On August 2nd 2019, the RWU-"Rover to Mars"-Team was the first German university to take part in a worldwide Rover Challenge and achieved a remarkable result in Calgary. The Rover project at RWU was launched in August 2018. And within just one year, the students had succeeded in developing and building a Mars rover from scratch.
The international team from Weingarten crossed the Atlantic with this device in their luggage. Rovers from different universities compete against each other in the Canadian a International Rover Challenge. Five tasks have to be mastered.
In the search and rescue operation, an injured astronaut had to be found and cared for in the dark. In the transport and crossing task, various objects had to be found in impassable terrain and returned to the base. Subsequently, soil samples had to be taken at a location determined by GPS coordinates. The long distance to the base put the radio connection to the rover to the test.

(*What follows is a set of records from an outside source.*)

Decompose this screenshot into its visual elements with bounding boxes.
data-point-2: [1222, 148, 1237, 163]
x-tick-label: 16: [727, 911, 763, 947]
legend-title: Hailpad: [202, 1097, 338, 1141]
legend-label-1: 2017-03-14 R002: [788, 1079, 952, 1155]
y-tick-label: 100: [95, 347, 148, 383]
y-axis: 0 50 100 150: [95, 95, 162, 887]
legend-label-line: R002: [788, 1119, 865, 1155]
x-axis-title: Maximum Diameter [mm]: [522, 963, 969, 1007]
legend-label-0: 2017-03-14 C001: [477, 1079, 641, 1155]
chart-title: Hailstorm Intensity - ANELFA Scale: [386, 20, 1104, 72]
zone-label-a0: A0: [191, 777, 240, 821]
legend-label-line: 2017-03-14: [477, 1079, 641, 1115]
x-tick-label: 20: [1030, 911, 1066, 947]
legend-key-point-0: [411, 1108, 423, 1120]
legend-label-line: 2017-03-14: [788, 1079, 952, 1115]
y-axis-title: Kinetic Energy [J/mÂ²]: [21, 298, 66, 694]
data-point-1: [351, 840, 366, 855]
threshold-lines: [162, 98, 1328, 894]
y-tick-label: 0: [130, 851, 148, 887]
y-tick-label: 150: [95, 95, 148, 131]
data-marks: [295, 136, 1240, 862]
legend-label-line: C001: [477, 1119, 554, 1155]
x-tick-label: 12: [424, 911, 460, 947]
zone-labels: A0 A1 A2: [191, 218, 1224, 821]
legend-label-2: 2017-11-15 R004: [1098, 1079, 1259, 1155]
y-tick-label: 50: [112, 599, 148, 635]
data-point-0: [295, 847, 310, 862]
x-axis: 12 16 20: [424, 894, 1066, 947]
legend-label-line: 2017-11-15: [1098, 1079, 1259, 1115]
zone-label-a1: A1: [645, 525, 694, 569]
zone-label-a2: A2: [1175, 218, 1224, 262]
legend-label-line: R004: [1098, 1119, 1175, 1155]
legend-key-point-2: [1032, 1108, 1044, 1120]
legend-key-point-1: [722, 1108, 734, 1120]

The fourth task simulated the crash of a landing module. This had to be found in order to collect data such as pictures and soil samples at the crash site. This challenge was - rather unusual for Mars - made more difficult by the Canadian rain. The fifth and last task was to test the manipulator of the rover, which had to be used to maintain a facility.
In the end, the RWU team landed in 9th place. The competition among the twelve teams was very strong with big universities like Washington, Warsaw and Michigan. In addition, many of the teams did not participate for the first time.
"Taking part in such a competition after only one year of preparation and finishing ninth out of twelve places is an achievement that underlines how motivated the team is," says Professor Dr. Markus Pfeil, who supports the team. The RWU-R2M-Team has already set its sights on the next competition. And of course, the rover and with it the placement should be improved by then.